Occupational asthma and rhinitis to licorice (dust), Mace, Aniseed, Coriander and iris root in an Anise liqueur factory worker were reported (4).
An individual working with spices in the food industry developed asthma on inhalation of dust from spices. Skin-specific IgE tests with Curry, Coriander, and Mace were strongly positive. Serum-specific IgE antibodies against Coriander, Curry, Mace, Ginger, and Paprika powder could be demonstrated in the patient’s serum. The authors concluded that the inhalation of dust from spices can result in an IgE-mediated allergy to these materials (5).
It may well be that, similar to Nutmeg, Mace's predominant pathogenesis involves delayed-hypersensitivity reactions.
Compiled by Dr Harris Steinman, 


  1. Sastre J, Olmo M, Novalvos A, Ibanez D, Lahoz C. Occupational asthma due to different spices. Allergy. 1996;51(2):117-20
  2. Yman L. Botanical relations and immunological cross-reactions in pollen allergy. 2nd ed. Pharmacia Diagnostics AB. Uppsala. Sweden. 1982: ISBN 91-970475-09
  3. van Toorenenbergen AW, Dieges PH. Demonstration of spice-specific IgE in patients with suspected food allergies. J Allergy Clin Immunol. 1987;79(1):108-13.

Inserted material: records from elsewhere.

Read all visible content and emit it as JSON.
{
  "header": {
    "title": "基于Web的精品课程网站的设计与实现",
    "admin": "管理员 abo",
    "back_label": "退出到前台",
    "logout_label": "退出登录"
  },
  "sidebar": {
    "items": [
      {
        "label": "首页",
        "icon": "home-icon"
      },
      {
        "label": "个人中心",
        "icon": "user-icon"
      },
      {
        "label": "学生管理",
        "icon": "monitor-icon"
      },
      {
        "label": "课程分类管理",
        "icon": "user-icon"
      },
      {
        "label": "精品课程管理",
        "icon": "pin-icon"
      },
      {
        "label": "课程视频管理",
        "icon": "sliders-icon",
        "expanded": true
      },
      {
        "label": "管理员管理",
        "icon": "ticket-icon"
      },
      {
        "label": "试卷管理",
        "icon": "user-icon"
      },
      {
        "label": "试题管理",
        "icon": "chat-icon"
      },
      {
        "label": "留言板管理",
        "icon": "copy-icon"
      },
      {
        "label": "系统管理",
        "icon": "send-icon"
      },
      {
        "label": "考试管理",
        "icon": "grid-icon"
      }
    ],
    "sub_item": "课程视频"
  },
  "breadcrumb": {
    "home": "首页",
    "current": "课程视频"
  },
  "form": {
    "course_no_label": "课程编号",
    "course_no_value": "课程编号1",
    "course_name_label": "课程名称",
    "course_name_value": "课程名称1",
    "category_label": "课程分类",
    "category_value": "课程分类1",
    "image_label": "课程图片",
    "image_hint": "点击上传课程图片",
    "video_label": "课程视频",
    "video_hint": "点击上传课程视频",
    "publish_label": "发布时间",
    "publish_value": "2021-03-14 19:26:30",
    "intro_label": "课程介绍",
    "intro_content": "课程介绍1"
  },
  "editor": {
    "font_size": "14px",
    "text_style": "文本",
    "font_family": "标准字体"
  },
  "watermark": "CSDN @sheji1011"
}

  4. Gonzalez-Gutierrez ML, Sanchez-Fernandez C, Esteban-Lopez MI, et al. Allergy to anis. Allergy 2000;55(2):195-6
  5. van Toorenenbergen AW, Dieges PH. Immunoglobulin E antibodies against coriander and other spices. J Allergy Clin Immunol 1985;76(3):477-81


As in all diagnostic testing, the diagnosis is made by the physican based on both test results and the patient history.